The organization is asking U.S. District Court Judge Marco Hernandez in Portland, Ore. to vacate the jury's verdict, order a new trial, and to reconsider a controversial ruling that bloggers are not entitled to the same shield law protections as reporters for traditional media outlets.

The lawsuit grew out of a series of posts by Cox, a Montana resident, criticizing Obsidian Finance Group and its co-founder, Kevin Padrick, whom she called “a thug and a thief.”

Padrick and Obsidian responded by filing a defamation lawsuit against Cox in federal court. Hernandez dismissed counts related to numerous posts that he determined were merely opinions, which can't be defamatory. But the judge said that one post on the site bankruptcycorruption.com appeared to contain assertions of fact, and therefore, could be the basis of a libel finding.

Last November, a jury ruled against Cox, who had represented herself at trial. The jurors ordered her to pay $1 million to Obsidian and $1.5 million to Padrick.

When the verdict came out, the case drew a huge amount of press attention, resulting in some high-profile legal assistance for Cox, who is now represented by UCLA law professor and free speech expert Eugene Volokh. He recently filed a motion for a new trial.

Among other arguments, he says that Hernandez should have told the jury to consider Cox's state of mind -- including whether she acted with negligence -- before awarding damages. Without that type of instruction, the jury could find that Cox defamed Obsidian simply by publishing a false statement -- even if she reasonably believed the statement to be true.

Volokh argues that the U.S. Supreme Court ruled in 1974 that people suing for defamation aren't entitled to damages without proving that the defendants were at least negligent. (When public figures sue, or if the statements deal with a matter of public concern, defendants can't be held liable unless they acted with “actual malice,” defined as reckless disregard of the truth.)

Those standards -- negligence and actual malice -- apply regardless of whether defendants are affiliated with a news organization, Volokh argues. “The principle that the institutional press and others who speak to the public have the same First Amendment rights has been applied by the court in case after case since the 1930s,” he writes in a brief filed last week. Volokh also argue there was no evidence that Obsidian and Padrick suffered $2.5 million in damages from a single blog post.

The EFF also raises those points. The organization also focuses on the most highly publicized aspect of the case -- a pre-trial opinion by Hernandez focusing on whether Cox was entitled to the protections of Oregon's shield law.

Before trial, Obsidian demanded to learn the source for Cox's post on bankruptcycorruption.com. Cox said she didn't need to disclose that under Oregon's journalist shield law, which allows reporters to keep certain information confidential. Hernandez disagreed and said in a written opinion that Cox was not entitled to the shield law because she was not “affiliated with any newspaper, magazine, periodical, book, pamphlet, news service, wire service, news or feature syndicate, broadcast station or network, or cable television system.”

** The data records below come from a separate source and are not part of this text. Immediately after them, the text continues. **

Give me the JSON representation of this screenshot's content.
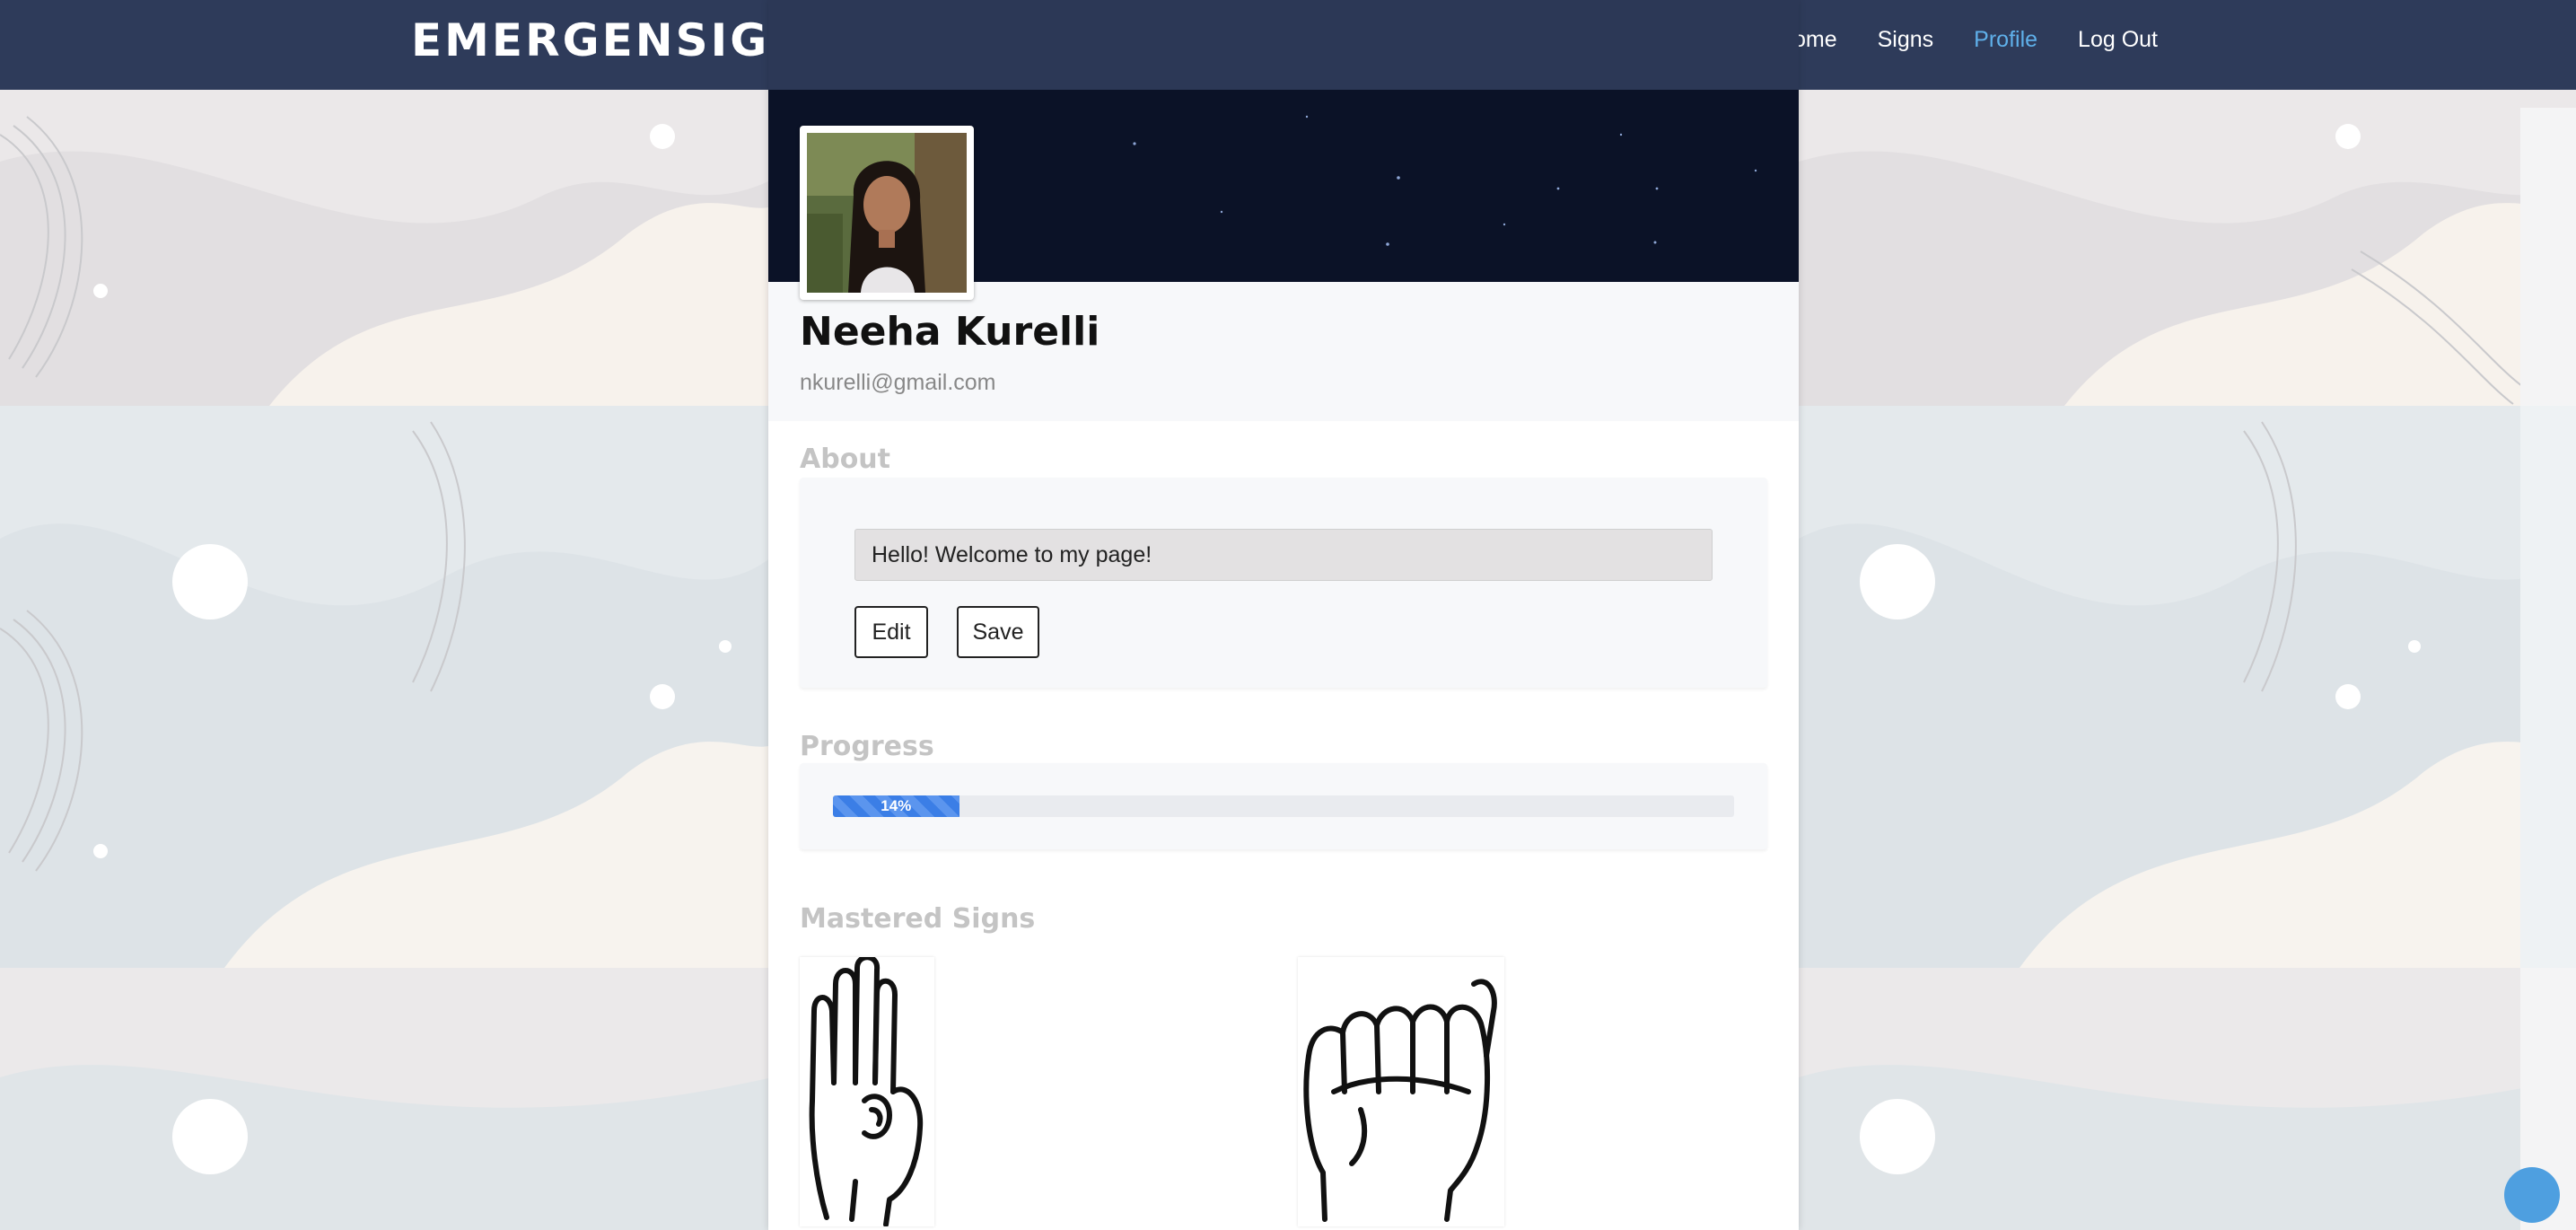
{
  "nav": {
    "brand": "EMERGENSIGNS",
    "links": [
      "Home",
      "Signs",
      "Profile",
      "Log Out"
    ],
    "active": "Profile"
  },
  "profile": {
    "name": "Neeha Kurelli",
    "email": "nkurelli@gmail.com"
  },
  "about": {
    "title": "About",
    "text": "Hello! Welcome to my page!",
    "edit_label": "Edit",
    "save_label": "Save"
  },
  "progress": {
    "title": "Progress",
    "label": "14%",
    "value": 0.14
  },
  "mastered": {
    "title": "Mastered Signs",
    "signs": [
      {
        "icon": "asl-letter-b-hand-icon"
      },
      {
        "icon": "asl-letter-a-hand-icon"
      }
    ]
  },
  "colors": {
    "nav_bg": "#2e3b5a",
    "active_link": "#5fb0ea",
    "progress": "#3b7ee6",
    "banner": "#0b1227",
    "chat": "#4e9fe0"
  }
}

That ruling drew widespread press attention. Ultimately, however, it was irrelevant because Oregon's shield law doesn't protect journalists in civil defamation cases. In fact, the law has an exception for journalists who are sued for defamation.

Still, the EFF says that portion of the ruling -- combined with the $2.5 million award and the failure to instruct the jury to consider Cox's beliefs about whether the statement was true -- “paint an increasingly and unnecessarily hostile landscape for online speech."

The group adds that Hernandez “should have refrained from issuing its controversial [statements] regarding whether Cox’s status as an Internet publisher precluded her from the shield law’s protection.”